The conspiracy theory spread like a malignant tumour through social media and sycophantic sources such as Newsmax and One America News. As the Jan. 6 deadline for Congress to count the electoral votes approached, an Ipsos poll showed that 28 per cent of Americans believed the election had been rigged. Some Republican senators and most representatives vowed to vote against certifying the election. On Jan. 7, even after order had been restored following the insurrection at the Capitol building, 147 of them voted that way. If the Republicans had held a majority in both houses of Congress, Mr. Biden’s win could easily have been overturned.

By fomenting schisms so deep that a large minority of the American public no longer had faith in the country’s democratic institutions, Mr. Trump has caused incalculable damage. A snap Ipsos poll taken hours after the Capitol riot showed that one in five Americans supported the rioters. The website FiveThirtyEight’s composite poll of Mr. Trump’s popularity revealed a slight dip to 42 per cent three days after the attack – down only four points from his record high last March, although it has dropped further since.

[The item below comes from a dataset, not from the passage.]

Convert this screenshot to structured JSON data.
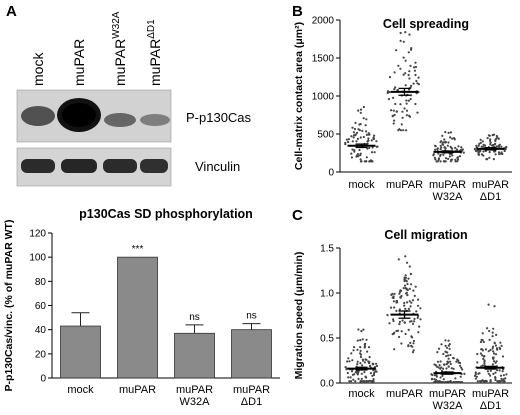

The polarization of the body politic is now so severe that Mr. Biden may not be able to restore Americans’ confidence in their democracy. Supporters of Mr. Trump, who consider the Biden administration illegitimate, are threatening violence on Inauguration Day and in the weeks that follow. Extremist right-wing violence is now the gravest internal challenge facing the U.S.

And because people now question its stability and democratic principles, America is much weaker in the world.

Since Mr. Trump came to power, Justin Trudeau’s government has tried to diversify Canada’s economic and diplomatic ties. His and future governments, of whatever political persuasion, will have to continue that effort. With all of America’s faults, the world will be a darker place for want of that country’s leadership.

It has come to this. While workers were still sweeping up glass and debris left behind by the mob’s attack on Capitol Hill, Republican Congressman Matt Gaetz stood in the House of Representatives and declared: “If the reports are true, some of the people who breached the Capitol today were not Trump supporters. They were masquerading as Trump supporters and, in fact, were members of the violent terrorist group antifa.”

Can democracy endure when people in positions of power repeat such bare-faced lies – and when so many Americans believe them?

Maybe. But we’re not willing to bet on it.